We cannot. The problem is not about cutting starting from zero, it's about cutting ending before the first subtitle appears. In this case, the difference between the end of the cut and the first subtitle is ~2 seconds, not 0.000001 seconds. If you cut too much, subtitles will get out of sync with the video.

phyzical commented 2 years ago

okay i think it should be up to spec now thanks for the hand holding.

but i noticed i got 20220109.Cody's Algae Panel.en.temp.srt.concat: Result too large or is this just due to increased verbosity?

We cannot. The problem is not about cutting starting from zero, it's about cutting ending before the first subtitle appears. In this case, the difference between the end of the cut and the first subtitle is ~2 seconds, not 0.000001 seconds. If you cut too much, subtitles will get out of sync with the video.

no worries makes sense 👍

nihil-admirari commented 2 years ago

okay i think it should be up to spec now thanks for the hand holding.

Almost done.

Please note: once the download is complete, the file will be deleted from our servers.

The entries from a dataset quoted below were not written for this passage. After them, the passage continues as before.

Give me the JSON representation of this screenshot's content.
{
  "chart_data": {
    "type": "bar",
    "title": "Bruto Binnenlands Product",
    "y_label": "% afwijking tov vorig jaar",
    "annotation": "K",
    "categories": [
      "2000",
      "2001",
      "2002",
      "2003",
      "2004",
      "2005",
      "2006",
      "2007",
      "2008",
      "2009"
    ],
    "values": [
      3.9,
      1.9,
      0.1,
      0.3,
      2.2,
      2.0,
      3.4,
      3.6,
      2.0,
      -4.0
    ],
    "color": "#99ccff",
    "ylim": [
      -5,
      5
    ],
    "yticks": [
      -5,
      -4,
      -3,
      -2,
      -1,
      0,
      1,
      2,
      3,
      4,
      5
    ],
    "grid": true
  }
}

This is not OK. If you look at a neighbouring issue https://trac.ffmpeg.org/ticket/9167, you'll see that FFmpeg issue tracker has the ability to attach files. Please use it.

Result too large

I'm getting “Numerical result out of range.” Most likely it's a ERANGE errno, which has different textual representations on different systems: https://www.gnu.org/software/libc/manual/html_node/Error-Codes.html.

phyzical commented 2 years ago

This is not OK. If you look at a neighbouring issue https://trac.ffmpeg.org/ticket/9167, you'll see that FFmpeg issue tracker has the ability to attach files. Please use it.

ugh sorry completely overlooked the add attachment

thanks again :)

pukkandan commented 2 years ago

Closing this since there doesn't seem to be any workaround we can implement for this.

If anyone has a patch for the ffmpeg issue (and upstream doesn't accept it), please let us know so that we can apply it to https://github.com/yt-dlp/Ffmpeg-Builds

lamyergeier commented 8 months ago

@pukkandan I get Numerical result out of range, when there is a sponsorblock segment present and when I am trying to merge video, subtitle, thumbnail into one. What should I do?

Can we automatically skip merging the subtitle when this happens?